Lent: Rest

20130219-224632.jpg

I’m terrible at resting.

Not sleeping. I think I’ve got that down. But taking the time to stop and just be, or just close my eyes and breathe, is hard.

The caffeine headaches finally wore off this past weekend. They weren’t as intense or as long lasting as I had anticipated. I was struck, however, by just how difficult it was to be fully present with others. Fluorescent lights and loud noises have become my enemies.

While the headaches have worn away, I’m still adjusting to getting through a day caffeine-free. If you had asked me a few months ago whether caffeine affected me, I would have laughed and said no, citing my late-nite coffee intake and relatively stable sleep patterns. But now close to a week free of caffeine, I’m finding myself dead tired at odd times, falling asleep reading, going to bed earlier.

I don’t do well with not doing things – just sitting and being still, allowing myself to take a nap, going for a walk for no reason other than I can. Even when I’m sick, I feel a need to accomplish something. I’ve always got a list in my head of things I need to do, and rest is rarely on the agenda.

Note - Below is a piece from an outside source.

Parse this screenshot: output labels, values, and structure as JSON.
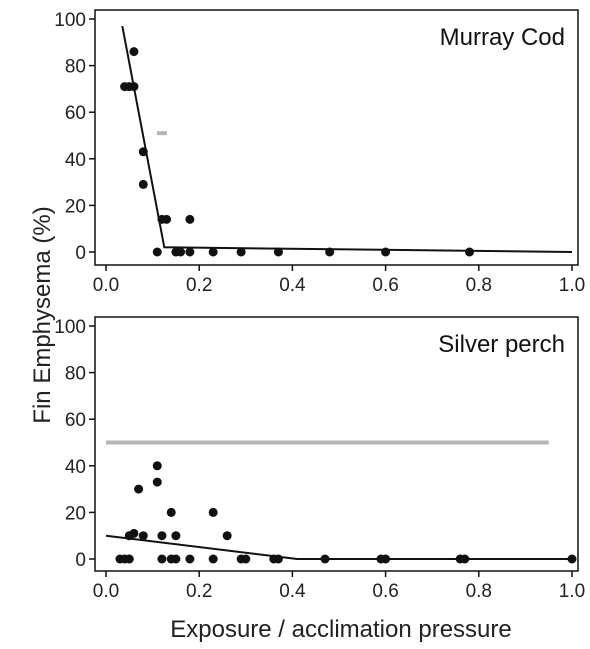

I wonder if this pressing need to accomplish something is universal. Perhaps we spend billions on coffee and energy drinks to give us enough to get through our overworked days, all in hopes that we might accomplish something beyond ourselves, somehow validating our existence and giving us an edge in the world.

Lent, then, is about crushing our belief that we are validated by our accomplishments. In sacrificing and fasting we are reminded of just how weak we are, and just how much we need life and purpose and resurrection from somewhere or someone outside of ourselves. We acknowledge and embrace the death of all our good intentions with the imposition of ashes, and enter a time where our fasting pains bring to the forefront of our lives the longing for validation and acceptance we have been filling with menial achievements in the rat race of life. We rest from our striving after God and man’s acceptance, knowing that resurrection is coming.

So I rest, knowing that the world will not end while my eyes are shut, because the world isn’t in my hands to begin with.